MADRID, 22 Nov. (EUROPA PRESS) –
The prospects for financial stability in the euro zone remain fragile, as tighter financial conditions increasingly bite into the real economy amid weak growth, high inflation and heightened geopolitical tensions, the Bank has warned. European Central Bank (ECB).
“The weak economic outlook together with the consequences of high inflation are testing the ability of people, companies and governments to pay their debt,” said the Vice President of the ECB, Luis de Guindos, in the presentation of the Report. of Financial Stability.
In this sense, the document warns that financial markets and non-banking financial institutions continue to be very sensitive to new negative developments and their vulnerabilities could be exposed to negative surprises in economic conditions.
At the same time, it considers that investment funds and other non-bank financial institutions remain vulnerable to liquidity, credit and leverage risks, highlighting the need to strengthen their resilience from a macroprudential perspective.
Likewise, the ECB warns that while tighter financial and credit conditions are increasingly translating into higher debt service costs, “the full impact on economic activity has not yet materialized,” given the general extent of loan maturities in all economic sectors when interest rates were very low.
In this way, the central bank points out that both the financial and non-financial sectors could face challenges in the future as these costs increase and warns that the effect “is already visible in the real estate sector of the euro zone”, which They are experiencing a recession.
“In residential property markets, the decline in prices has been driven by deteriorating affordability as mortgage financing costs rise,” the ECB notes.
In the case of commercial real estate markets, the entity notes that the effects of increased financing costs have been reinforced by structurally lower demand for office and retail properties after the pandemic.
Regarding the banking sector, the report highlights that banks in the euro zone have proven to be resistant to crises since the pandemic and their profitability has been increasing.
However, it warns that eurozone banks face headwinds from an expected rise in funding costs as they gradually pass on higher interest rates to depositors and the composition of their funding shifts away from deposits. demand towards more expensive term deposits or bonds.
Furthermore, the ECB notes that bank asset quality can be expected to be affected by a combination of higher debt servicing costs and a weak macroeconomic environment, as well as the impact on bank profitability of the substantial fall in Loan volumes stemming from higher interest rates coupled with lower demand for loans and tighter credit standards.
Despite these threats, the ECB concludes that, overall, the euro zone banking system “is in good condition to withstand these risks”, highlighting that macroprudential authorities have increased reserve requirements in recent months to strengthen the banks.
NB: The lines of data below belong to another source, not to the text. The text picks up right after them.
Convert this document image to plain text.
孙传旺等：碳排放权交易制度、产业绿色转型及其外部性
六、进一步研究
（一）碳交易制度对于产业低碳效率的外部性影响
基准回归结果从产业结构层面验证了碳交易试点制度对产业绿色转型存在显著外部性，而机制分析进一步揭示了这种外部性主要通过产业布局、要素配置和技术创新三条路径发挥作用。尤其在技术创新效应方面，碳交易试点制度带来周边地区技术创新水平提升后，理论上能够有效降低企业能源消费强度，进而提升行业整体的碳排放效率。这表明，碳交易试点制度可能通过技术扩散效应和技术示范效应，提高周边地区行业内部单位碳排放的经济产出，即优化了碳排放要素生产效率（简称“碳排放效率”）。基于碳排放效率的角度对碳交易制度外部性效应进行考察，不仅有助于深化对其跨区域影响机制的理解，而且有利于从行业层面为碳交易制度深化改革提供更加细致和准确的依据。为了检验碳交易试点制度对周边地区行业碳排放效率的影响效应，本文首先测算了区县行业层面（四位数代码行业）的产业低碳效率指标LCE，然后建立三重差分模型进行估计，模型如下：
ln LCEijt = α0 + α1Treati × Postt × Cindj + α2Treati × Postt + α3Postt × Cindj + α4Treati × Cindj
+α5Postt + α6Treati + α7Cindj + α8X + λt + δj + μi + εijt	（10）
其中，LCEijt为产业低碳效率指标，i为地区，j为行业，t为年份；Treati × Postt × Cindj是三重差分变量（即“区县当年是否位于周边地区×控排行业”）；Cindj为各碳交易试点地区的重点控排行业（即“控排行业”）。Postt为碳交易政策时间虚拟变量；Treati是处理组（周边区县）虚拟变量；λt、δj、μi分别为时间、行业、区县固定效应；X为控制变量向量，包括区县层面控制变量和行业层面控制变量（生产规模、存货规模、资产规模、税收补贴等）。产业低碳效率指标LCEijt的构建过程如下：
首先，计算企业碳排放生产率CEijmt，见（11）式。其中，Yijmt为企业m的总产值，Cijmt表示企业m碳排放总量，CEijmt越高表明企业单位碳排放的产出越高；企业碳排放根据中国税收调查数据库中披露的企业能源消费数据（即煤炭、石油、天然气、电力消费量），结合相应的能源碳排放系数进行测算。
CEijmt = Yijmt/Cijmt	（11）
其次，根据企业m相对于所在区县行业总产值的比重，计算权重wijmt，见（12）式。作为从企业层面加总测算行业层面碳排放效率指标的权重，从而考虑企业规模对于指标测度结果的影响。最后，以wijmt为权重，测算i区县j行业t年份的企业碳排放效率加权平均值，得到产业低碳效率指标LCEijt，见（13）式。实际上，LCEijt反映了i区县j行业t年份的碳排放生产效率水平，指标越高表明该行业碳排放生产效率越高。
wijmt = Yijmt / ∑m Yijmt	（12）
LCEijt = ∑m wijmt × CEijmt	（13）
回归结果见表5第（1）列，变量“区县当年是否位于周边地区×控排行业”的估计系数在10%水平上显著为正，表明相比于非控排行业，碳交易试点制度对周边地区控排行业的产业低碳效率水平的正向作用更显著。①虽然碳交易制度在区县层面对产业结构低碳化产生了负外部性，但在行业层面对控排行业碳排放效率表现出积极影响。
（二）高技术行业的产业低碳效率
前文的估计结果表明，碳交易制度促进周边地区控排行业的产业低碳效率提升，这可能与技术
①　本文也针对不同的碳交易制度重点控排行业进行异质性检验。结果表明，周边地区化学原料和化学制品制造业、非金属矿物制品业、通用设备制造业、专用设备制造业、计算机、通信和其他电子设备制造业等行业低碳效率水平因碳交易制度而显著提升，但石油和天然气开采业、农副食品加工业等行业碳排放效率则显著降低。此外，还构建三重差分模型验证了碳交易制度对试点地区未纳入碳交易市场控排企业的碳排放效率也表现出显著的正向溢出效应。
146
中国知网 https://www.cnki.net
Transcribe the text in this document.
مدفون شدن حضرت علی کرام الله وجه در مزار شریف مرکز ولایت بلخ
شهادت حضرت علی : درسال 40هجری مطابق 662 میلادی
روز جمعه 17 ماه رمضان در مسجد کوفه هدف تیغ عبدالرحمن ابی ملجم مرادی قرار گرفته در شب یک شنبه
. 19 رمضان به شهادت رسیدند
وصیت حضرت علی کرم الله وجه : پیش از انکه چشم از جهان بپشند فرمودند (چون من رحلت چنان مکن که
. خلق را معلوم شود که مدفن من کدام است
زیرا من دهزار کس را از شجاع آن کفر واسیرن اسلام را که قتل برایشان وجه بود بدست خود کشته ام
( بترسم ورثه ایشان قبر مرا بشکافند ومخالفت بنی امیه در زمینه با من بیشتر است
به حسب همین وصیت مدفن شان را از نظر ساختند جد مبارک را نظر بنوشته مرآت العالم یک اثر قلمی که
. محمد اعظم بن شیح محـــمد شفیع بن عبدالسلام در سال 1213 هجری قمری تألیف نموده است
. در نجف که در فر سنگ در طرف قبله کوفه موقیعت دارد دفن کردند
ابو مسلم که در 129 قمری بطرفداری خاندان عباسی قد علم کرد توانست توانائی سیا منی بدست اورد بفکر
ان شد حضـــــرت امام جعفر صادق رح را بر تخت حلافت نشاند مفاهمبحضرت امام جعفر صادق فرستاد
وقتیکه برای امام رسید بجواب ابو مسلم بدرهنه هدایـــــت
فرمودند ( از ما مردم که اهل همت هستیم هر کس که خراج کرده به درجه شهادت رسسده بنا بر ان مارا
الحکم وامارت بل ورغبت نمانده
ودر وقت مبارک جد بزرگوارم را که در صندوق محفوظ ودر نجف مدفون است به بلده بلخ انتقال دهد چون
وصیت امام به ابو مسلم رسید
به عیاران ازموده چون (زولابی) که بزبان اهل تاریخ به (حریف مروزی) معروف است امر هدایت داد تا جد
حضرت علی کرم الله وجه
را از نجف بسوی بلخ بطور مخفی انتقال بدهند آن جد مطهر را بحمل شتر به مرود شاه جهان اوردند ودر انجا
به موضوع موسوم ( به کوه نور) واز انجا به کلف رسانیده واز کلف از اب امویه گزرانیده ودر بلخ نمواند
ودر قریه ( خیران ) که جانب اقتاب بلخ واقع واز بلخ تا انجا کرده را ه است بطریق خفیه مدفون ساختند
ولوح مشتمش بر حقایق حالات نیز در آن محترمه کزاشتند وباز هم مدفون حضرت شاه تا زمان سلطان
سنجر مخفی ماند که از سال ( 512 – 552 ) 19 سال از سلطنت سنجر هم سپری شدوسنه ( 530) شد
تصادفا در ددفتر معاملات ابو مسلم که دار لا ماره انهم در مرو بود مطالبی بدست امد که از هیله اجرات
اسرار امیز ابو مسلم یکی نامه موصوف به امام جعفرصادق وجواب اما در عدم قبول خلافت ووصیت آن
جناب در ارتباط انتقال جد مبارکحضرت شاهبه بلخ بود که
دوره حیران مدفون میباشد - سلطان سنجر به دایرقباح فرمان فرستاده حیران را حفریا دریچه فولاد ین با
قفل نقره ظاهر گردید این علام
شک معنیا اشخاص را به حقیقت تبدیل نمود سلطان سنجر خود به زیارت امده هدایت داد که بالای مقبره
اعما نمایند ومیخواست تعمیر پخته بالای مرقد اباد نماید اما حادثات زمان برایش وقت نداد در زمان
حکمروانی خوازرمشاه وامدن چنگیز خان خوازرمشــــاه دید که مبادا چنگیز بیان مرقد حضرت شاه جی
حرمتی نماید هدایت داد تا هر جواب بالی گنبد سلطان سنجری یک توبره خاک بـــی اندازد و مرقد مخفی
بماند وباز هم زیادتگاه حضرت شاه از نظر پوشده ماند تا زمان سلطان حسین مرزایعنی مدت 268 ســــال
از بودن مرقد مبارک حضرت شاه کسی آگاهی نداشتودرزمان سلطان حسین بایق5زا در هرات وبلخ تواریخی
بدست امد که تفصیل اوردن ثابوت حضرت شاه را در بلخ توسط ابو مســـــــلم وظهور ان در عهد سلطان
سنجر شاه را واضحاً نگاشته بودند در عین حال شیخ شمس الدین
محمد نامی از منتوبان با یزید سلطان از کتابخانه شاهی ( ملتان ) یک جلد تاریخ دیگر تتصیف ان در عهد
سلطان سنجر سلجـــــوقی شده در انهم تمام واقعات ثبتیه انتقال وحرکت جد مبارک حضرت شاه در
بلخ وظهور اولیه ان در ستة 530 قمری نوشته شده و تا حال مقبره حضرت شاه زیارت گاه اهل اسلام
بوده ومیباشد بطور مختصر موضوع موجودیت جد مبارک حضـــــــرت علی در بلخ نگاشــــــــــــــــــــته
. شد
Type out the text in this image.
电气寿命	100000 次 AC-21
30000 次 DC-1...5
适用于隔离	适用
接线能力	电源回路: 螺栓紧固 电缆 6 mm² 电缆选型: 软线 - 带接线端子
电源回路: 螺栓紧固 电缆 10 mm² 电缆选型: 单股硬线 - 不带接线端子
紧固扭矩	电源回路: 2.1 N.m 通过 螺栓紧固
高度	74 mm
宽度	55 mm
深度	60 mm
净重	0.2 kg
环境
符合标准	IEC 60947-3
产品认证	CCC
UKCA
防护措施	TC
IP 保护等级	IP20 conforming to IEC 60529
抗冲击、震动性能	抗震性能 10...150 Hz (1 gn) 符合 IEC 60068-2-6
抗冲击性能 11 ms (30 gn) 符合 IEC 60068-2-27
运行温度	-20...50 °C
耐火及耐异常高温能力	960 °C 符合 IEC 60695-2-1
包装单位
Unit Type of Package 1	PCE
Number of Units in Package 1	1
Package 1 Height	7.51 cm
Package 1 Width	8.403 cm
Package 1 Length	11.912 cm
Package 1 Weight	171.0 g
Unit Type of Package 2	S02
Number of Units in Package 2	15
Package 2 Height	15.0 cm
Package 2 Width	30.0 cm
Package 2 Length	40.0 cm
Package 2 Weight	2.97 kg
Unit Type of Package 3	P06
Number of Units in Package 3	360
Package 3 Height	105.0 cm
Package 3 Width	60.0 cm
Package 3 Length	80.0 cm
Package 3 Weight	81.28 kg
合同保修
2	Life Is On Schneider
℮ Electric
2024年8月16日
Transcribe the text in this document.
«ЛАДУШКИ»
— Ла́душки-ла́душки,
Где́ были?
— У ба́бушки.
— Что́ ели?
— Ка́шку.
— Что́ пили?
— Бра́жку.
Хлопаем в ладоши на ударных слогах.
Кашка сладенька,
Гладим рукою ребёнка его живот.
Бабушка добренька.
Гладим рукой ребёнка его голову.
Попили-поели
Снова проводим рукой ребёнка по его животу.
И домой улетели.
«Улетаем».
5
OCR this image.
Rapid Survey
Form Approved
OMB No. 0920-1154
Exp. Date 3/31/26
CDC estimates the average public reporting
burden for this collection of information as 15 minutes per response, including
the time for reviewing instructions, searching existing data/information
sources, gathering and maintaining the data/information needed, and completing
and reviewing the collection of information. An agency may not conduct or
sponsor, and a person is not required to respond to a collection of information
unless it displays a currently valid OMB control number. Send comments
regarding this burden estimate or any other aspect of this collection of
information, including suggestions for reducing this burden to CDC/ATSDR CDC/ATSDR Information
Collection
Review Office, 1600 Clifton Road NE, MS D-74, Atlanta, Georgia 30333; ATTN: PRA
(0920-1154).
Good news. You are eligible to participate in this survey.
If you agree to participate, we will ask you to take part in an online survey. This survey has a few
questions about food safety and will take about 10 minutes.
Thus, to help safeguard the resilience of the financial system, the ECB recommends that macroprudential authorities should maintain capital buffers alongside existing borrower-based measures that ensure sound credit standards to make it easier for banks to navigate the turn of the cycle. financial.
However, it considers it essential that the remaining Basel III reforms are faithfully implemented and that the banking union is completed, adding that a comprehensive and decisive policy response is required to address structural vulnerabilities in the non-banking financial sector, arising e.g. of liquidity risk or leverage, to improve the resilience of the financial system.
“It is essential that we remain alert as the economy moves into an environment of higher interest rates along with growing uncertainties and geopolitical tensions,” Guindos added.